You go to a bar. You meet someone. You like them. But then they turn out to be the devil in sheep's clothing, and you're back at square one. After decades of dating, is the internet the next step to finding your real soul mate-or are we all just doomed to settle?

Gone are the days of searching through the classifieds for a perfect mate. Even dating sites like Match.com and Yahoo Personals are geared toward a younger crowd looking for "casual" dating-the MTV generation that frequents Facebook and MySpace and prefers texting to actual phone contact. Then there are the sites that have science on their side... those that promise long-term relationships and not quick flings. Enter eHarmony.com and PerfectMatch.com, the "nice guys" of the bunch.

PerfectMatch's goal is similar to eHarmony's. The site pairs couples based on values and ideals, deal breakers, life and love style and essentials, using their Duet total compatibility system.

"Casual dating and social networking sites have historically battled the infiltration of pornographers and spammers," says Duane Dahl, CEO of PerfectMatch.com. "The opportunity for these hideous solicitors to sign up in three minutes and market to 15-20 million people instantly is an attractive proposition. Large scale niche sites, such as eHarmony.com, jdate.com and PerfectMatch-all communities of like-minded people-don't suffer through these issues. The process of joining is more substantive, and in the case of PerfectMatch, technology and a hands-on approach severely limits access to those not serious about finding a relationship."

Rather than having potential clients fill out quick profiles, these sites have an actual screening process to weed out those that aren't serious about getting serious. They feel that genuine compatibility is the key to long-term relationship success.

"Over the years, researchers have increasingly found that similarity between partners relates to better relationship functioning," Dr. Gian C. Gonzaga, senior research scientist at eHarmony Labs, confirms. "Our research adds to this by providing a reason why similarity promotes better relationships. Partners who are similar in broad dispositions, like personality, are more likely to feel the same way in their day-to-day lives. This may make it easier for partners to understand each other."

eHarmony claims high compatibility results, saying that over 90% of their couples have had marriage quality scores that were above average when compared to couples who began their relationships somewhere else.

"This news is another clear indication that the eHarmony matching algorithm works," says Dr. Neil Clark Warren, clinical psychologist and founder of eHarmony. "Not only are eHarmony couples 35% more likely than other married couples to report that they enjoy spending time together, but we found they are nearly twice as likely to report that their marriages are 'extremely happy' or better versus other recently married couples."

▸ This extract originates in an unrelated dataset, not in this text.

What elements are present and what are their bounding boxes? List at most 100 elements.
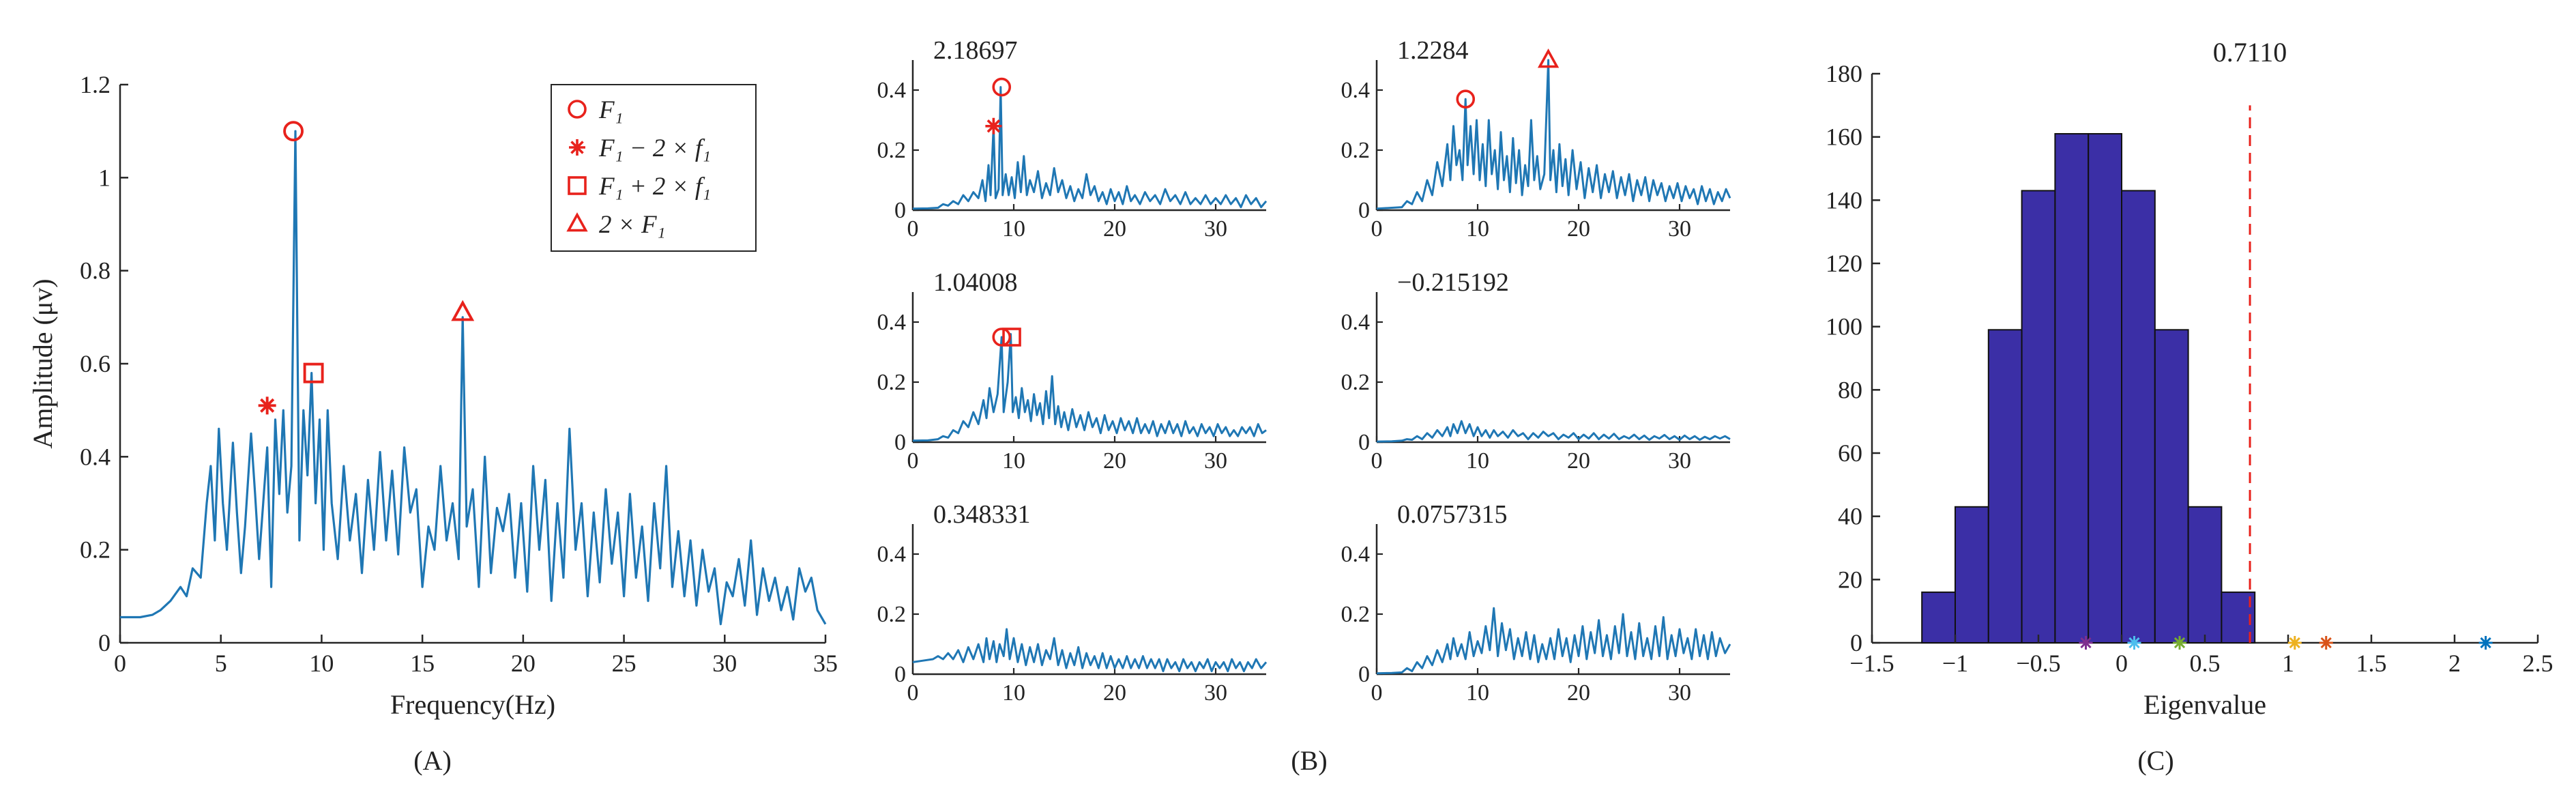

With all the statistics and science thrown into the love equation and mottos, like "Who knew love and science were so compatible," one can't help but wonder, what about the thrill of the hunt? Do these sites really build strong relationships, or are people merely treated like baseball cards with a picture and stats side by side? Is knowing that someone is your mental soul mate really more powerful than face-to-face attraction?